Dudley Castle Moat Amphibian Sanctuary
Dudley castle moat amphibian sanctuary from Dudley Zoological Gardens
Conserving the great crested newt and other amphibians in an old castle moat
The great crested newt is, famously, Britain’s most threatened newt.
In 1996, responding to the dramatic global decline of amphibian taxa, Dudley Zoo designated the ornamental pools in the Dudley castle
moat as an amphibian sanctuary, removed all fish and began to introduce plants to encourage amphibian breeding. A survey for newts showed them not to be present although common frog and toad were.

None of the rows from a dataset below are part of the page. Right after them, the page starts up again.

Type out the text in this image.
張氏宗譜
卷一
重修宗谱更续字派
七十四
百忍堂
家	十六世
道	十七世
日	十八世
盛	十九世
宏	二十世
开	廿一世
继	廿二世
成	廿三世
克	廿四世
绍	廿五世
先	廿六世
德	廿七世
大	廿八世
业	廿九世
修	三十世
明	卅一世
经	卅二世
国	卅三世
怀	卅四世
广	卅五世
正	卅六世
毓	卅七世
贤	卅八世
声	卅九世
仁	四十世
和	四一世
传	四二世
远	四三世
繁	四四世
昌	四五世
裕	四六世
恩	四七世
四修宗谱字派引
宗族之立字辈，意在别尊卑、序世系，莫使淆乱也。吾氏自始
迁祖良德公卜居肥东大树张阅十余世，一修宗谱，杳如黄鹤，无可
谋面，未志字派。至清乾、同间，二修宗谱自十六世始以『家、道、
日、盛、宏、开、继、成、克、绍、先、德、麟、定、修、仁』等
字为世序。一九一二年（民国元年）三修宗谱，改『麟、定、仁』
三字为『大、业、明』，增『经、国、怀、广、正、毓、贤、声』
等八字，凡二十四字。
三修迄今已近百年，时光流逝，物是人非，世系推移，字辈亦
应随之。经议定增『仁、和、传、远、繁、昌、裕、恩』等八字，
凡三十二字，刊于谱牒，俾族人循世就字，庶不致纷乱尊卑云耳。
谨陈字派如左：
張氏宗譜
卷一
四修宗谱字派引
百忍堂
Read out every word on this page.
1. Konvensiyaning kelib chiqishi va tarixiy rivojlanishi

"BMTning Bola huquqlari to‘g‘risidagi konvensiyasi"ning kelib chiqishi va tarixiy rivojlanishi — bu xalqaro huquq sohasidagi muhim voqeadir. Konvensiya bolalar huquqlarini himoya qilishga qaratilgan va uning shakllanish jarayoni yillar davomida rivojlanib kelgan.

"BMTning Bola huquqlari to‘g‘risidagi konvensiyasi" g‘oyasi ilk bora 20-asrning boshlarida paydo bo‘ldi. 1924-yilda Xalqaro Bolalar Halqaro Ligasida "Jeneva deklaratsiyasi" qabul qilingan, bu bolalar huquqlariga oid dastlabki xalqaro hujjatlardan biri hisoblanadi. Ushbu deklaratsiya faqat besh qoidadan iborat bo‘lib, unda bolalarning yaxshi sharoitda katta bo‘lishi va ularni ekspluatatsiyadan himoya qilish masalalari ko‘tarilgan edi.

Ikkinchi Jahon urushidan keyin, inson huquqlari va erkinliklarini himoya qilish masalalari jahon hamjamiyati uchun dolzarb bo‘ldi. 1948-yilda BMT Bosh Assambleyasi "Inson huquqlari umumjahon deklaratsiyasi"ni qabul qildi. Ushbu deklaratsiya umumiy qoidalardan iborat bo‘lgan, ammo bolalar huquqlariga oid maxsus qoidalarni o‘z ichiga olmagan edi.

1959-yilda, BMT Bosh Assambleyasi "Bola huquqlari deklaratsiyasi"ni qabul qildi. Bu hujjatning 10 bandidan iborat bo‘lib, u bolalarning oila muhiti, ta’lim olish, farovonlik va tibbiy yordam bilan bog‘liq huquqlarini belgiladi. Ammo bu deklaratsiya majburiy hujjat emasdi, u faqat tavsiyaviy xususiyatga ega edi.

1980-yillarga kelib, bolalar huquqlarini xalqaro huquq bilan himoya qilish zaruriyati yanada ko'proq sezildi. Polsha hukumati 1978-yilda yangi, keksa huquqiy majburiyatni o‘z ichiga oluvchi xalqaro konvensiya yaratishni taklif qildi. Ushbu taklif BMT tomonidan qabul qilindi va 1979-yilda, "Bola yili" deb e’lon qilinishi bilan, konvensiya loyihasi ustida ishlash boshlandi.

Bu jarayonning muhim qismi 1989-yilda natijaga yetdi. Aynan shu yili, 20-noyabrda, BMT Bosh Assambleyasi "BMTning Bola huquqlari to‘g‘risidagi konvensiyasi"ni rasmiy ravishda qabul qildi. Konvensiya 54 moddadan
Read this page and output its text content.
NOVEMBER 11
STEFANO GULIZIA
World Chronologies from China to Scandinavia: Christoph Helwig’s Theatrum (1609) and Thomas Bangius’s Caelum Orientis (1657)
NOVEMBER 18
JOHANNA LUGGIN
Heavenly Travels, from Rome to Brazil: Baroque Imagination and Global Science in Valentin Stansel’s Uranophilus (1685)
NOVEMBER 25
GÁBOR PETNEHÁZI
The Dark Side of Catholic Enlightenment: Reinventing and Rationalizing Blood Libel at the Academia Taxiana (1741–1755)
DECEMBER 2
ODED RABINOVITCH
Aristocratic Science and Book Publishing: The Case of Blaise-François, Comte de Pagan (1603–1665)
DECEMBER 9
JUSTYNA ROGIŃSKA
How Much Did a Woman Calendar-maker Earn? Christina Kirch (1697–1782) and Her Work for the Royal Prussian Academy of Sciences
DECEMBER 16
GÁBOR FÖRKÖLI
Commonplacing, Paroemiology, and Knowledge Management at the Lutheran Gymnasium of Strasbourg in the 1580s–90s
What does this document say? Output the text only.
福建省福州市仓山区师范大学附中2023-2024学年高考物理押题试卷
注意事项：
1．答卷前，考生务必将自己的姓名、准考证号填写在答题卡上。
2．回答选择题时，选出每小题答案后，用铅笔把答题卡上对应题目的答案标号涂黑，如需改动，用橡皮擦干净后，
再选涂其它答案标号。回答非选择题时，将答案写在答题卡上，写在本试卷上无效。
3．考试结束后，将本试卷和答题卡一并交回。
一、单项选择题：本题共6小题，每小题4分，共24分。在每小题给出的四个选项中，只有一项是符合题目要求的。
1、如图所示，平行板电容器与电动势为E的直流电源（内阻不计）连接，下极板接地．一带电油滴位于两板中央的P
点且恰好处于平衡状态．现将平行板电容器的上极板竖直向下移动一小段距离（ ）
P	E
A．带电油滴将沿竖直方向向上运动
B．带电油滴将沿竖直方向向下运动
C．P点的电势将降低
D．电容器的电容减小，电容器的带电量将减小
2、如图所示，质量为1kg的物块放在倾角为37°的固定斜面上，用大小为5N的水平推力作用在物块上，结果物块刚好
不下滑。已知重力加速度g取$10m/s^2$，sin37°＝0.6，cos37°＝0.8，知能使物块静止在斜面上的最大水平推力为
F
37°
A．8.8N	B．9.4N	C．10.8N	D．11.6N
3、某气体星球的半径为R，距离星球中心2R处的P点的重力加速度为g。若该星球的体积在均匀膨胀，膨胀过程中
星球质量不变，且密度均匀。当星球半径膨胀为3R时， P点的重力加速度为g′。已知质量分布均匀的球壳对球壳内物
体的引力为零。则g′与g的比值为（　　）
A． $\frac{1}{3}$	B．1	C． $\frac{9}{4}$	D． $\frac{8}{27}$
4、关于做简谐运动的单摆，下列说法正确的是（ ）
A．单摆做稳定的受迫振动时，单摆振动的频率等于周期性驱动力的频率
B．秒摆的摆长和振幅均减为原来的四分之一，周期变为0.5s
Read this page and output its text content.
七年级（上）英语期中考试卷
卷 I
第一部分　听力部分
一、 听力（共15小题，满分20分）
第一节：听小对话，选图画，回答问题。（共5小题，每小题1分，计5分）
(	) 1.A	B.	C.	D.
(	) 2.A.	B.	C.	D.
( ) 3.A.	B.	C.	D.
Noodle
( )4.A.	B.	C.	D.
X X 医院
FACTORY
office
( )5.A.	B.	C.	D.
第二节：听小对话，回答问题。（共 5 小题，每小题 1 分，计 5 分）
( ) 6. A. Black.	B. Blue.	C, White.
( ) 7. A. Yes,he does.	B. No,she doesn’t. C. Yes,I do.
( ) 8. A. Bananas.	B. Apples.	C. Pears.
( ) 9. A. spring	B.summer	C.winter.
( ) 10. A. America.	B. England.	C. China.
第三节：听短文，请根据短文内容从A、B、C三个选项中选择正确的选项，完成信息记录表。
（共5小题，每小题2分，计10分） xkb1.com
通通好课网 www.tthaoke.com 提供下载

Smooth newts (Triturus vulgaris) were introduced in egg and larval stages in 1996 and English Nature were approached about the possibility of introducing great crested newts commencing the following year.
All necessary permissions were granted and in March 1997 several female great created newts were collected (under licence) and held for one week to lay their eggs on plastic strips. They were then released to their original pond. The resulting larvae were raised on a rich diet until a few weeks before their transition to a terrestrial form and then released into the moat pools.
This process was repeated in 1998 and 1999. In 1999 adult newts were already returning to the pools to breed and now, 10 years after the original introduction there is a strong breeding population in the series of nine pools.